Choose a proper password

This password will only be used to access this specific instance of MariaDB. Note that anybody knowing that password will be allowed to connect to your MariaDB instances and modify data in the tables.

  • do NOT literally use my-secure-password
  • do NOT use your SUNet ID password

Once you've chosen your password, you can start the mysqld process on a compute node, like before:

$ srun --pty bash
$ echo $SLURM_JOB_NODELIST
sh-01-01
$ ml system mariadb
$ mysqld_safe

And then, from another terminal, run the following commands to secure access to your MariaDB database.

$ ssh sh-01-01
$ mysql -u root << EOF
UPDATE mysql.user SET Password=PASSWORD(RAND()) WHERE User='root';
DELETE FROM mysql.user WHERE User='root' AND Host NOT IN ('localhost', '127.0.0.1', '::1');
DELETE FROM mysql.user WHERE User='';
DELETE FROM mysql.db WHERE Db='test' OR Db='test_%';
GRANT ALL PRIVILEGES ON *.* TO '$USER'@'%' IDENTIFIED BY 'my-secure-password' WITH GRANT OPTION;
FLUSH PRIVILEGES;
EOF

Once you've done that, you're ready to terminate that interactive job, and start a dedicated MariaDB server job.

Start MariaDB in a job#

You can use the following mariadb.sbatch job as a template:

#!/bin/bash

#SBATCH --job-name=mariadb
#SBATCH --time=8:0:0
#SBATCH --dependency=singleton

ml system mariadb
mysqld_safe

and submit it with:

$ sbatch mariadb.sbatch

Concurrent instances will lead to data corruption

An important thing to keep in mind is that having multiple instances of a MariaDB server running at the same time, using the same database files, will certainly lead to catastrophic situations and the corruption of those files.

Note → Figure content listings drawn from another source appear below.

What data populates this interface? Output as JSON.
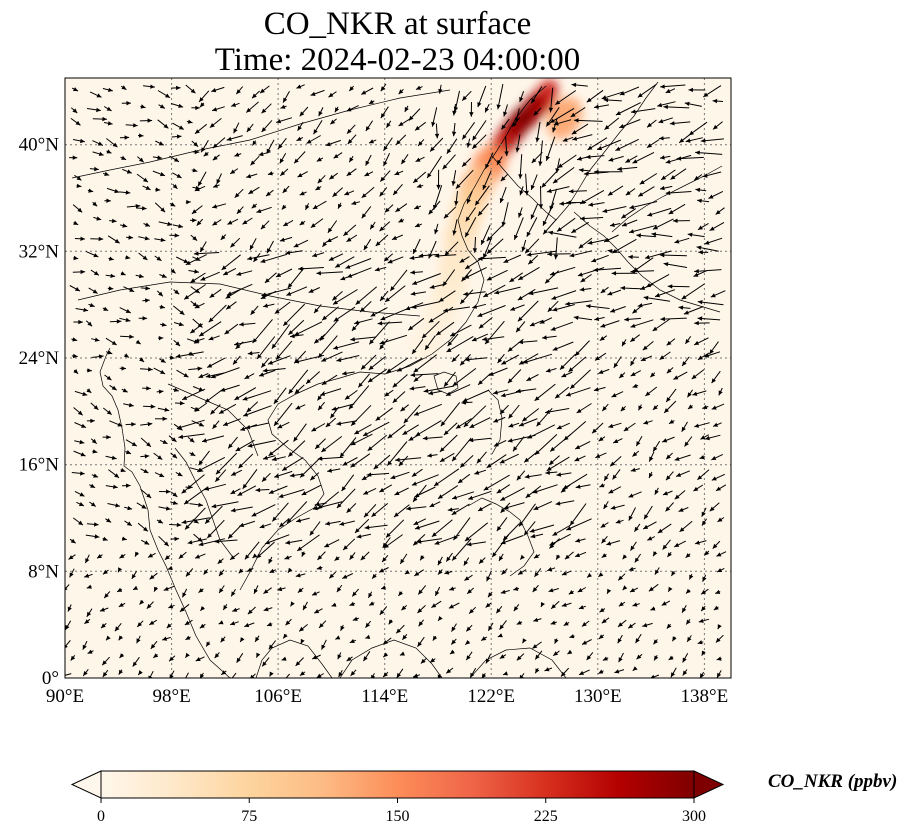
{
  "figure": {
    "title_line1": "CO_NKR at surface",
    "title_line2": "Time: 2024-02-23 04:00:00"
  },
  "map": {
    "projection": "PlateCarree",
    "lon_range": [
      90,
      140
    ],
    "lat_range": [
      0,
      45
    ],
    "gridlines": "dotted",
    "background_color": "#fff6ea",
    "lon_ticks": [
      {
        "value": 90,
        "label": "90°E"
      },
      {
        "value": 98,
        "label": "98°E"
      },
      {
        "value": 106,
        "label": "106°E"
      },
      {
        "value": 114,
        "label": "114°E"
      },
      {
        "value": 122,
        "label": "122°E"
      },
      {
        "value": 130,
        "label": "130°E"
      },
      {
        "value": 138,
        "label": "138°E"
      }
    ],
    "lat_ticks": [
      {
        "value": 0,
        "label": "0°"
      },
      {
        "value": 8,
        "label": "8°N"
      },
      {
        "value": 16,
        "label": "16°N"
      },
      {
        "value": 24,
        "label": "24°N"
      },
      {
        "value": 32,
        "label": "32°N"
      },
      {
        "value": 40,
        "label": "40°N"
      }
    ],
    "plume": [
      {
        "lon": 126.0,
        "lat": 43.5,
        "value": 240
      },
      {
        "lon": 125.0,
        "lat": 42.5,
        "value": 280
      },
      {
        "lon": 124.0,
        "lat": 41.5,
        "value": 300
      },
      {
        "lon": 123.3,
        "lat": 40.6,
        "value": 280
      },
      {
        "lon": 122.6,
        "lat": 39.6,
        "value": 240
      },
      {
        "lon": 127.5,
        "lat": 42.0,
        "value": 130
      },
      {
        "lon": 121.8,
        "lat": 38.4,
        "value": 150
      },
      {
        "lon": 120.9,
        "lat": 36.9,
        "value": 110
      },
      {
        "lon": 120.3,
        "lat": 35.2,
        "value": 80
      },
      {
        "lon": 119.8,
        "lat": 33.4,
        "value": 60
      },
      {
        "lon": 119.4,
        "lat": 31.4,
        "value": 45
      },
      {
        "lon": 118.9,
        "lat": 29.2,
        "value": 35
      },
      {
        "lon": 118.2,
        "lat": 27.3,
        "value": 25
      },
      {
        "lon": 117.3,
        "lat": 25.3,
        "value": 18
      }
    ]
  },
  "colorbar": {
    "label": "CO_NKR (ppbv)",
    "cmap": [
      "#fff7ec",
      "#fee8c8",
      "#fdd49e",
      "#fdbb84",
      "#fc8d59",
      "#ef6548",
      "#d7301f",
      "#b30000",
      "#7f0000"
    ],
    "min": 0,
    "max": 300,
    "extend": "both",
    "ticks": [
      {
        "value": 0,
        "label": "0"
      },
      {
        "value": 75,
        "label": "75"
      },
      {
        "value": 150,
        "label": "150"
      },
      {
        "value": 225,
        "label": "225"
      },
      {
        "value": 300,
        "label": "300"
      }
    ]
  }
}
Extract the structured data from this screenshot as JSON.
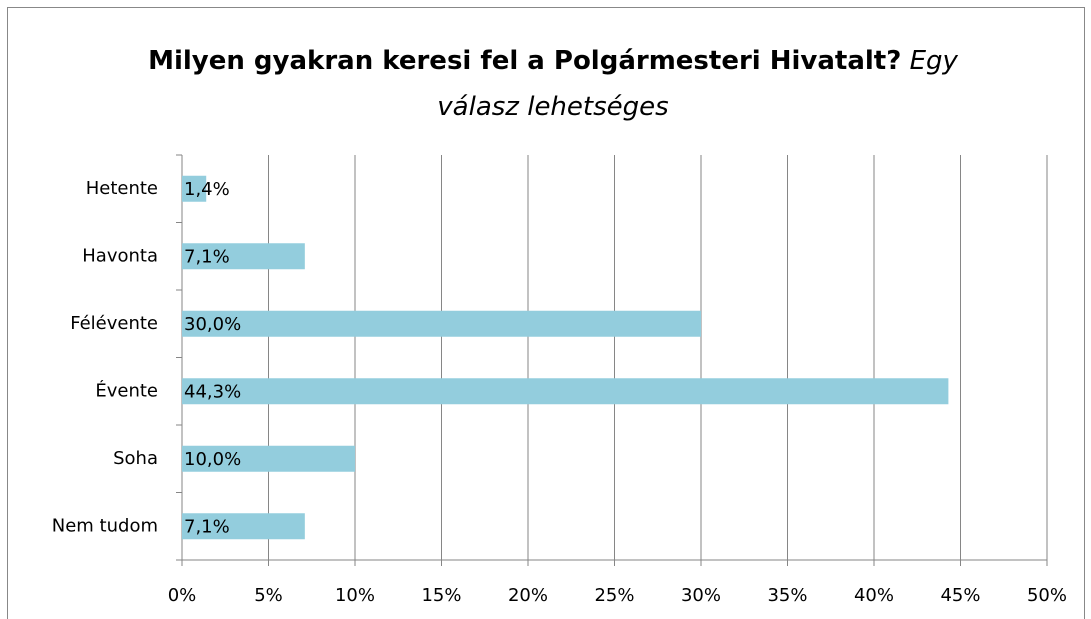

To prevent this from happening, the --dependency=singleton job submission option will make sure that only one instance of that job (based on its name and user) will run at any given time.

Connect to the running instance#

Now, from any node on Sherlock, whether from a login node, an interactive job, or a batch job, using the mysql CLI or any application binding in any language, you should be able to connect to your running MariaDB instance,

First, identify the node your job is running on with squeue:

$ squeue -u $USER -n mariadb
             JOBID PARTITION     NAME     USER ST       TIME  NODES NODELIST(REASON)
          21383445    normal  mariadb   kilian  R       0:07      1 sh-01-02

and then, point your MariaDB client to that node:

$ ml system mariadb
$ mysql -h sh-01-02 -p
Enter password:
Welcome to the MariaDB monitor.  Commands end with ; or \g.
Your MariaDB connection id is 15
Server version: 10.2.11-MariaDB Source distribution

Copyright (c) 2000, 2017, Oracle, MariaDB Corporation Ab and others.

Type 'help;' or '\h' for help. Type '\c' to clear the current input statement.

MariaDB [(none)]>

That's it! You can now run SQL queries from anywhere on Sherlock to your own MariaDB instance.

Persistent DB instances#

SQL data is persistent

All the data you import in your SQL databases will be persistent across jobs. Meaning that you can run a PostgreSQL server job for the day, import data in its database, stop the job, and resubmit the same PostgreSQL server job the next day: all your data will still be there as long as the location you've chosen for your database (the $DB_DIR defined in the Preparation steps) is on a persistent storage location.

If you need database access for more than the maximum runtime of a job, you can use the instructions provided to define self-resubmitting recurring jobs and submit long-running database instances.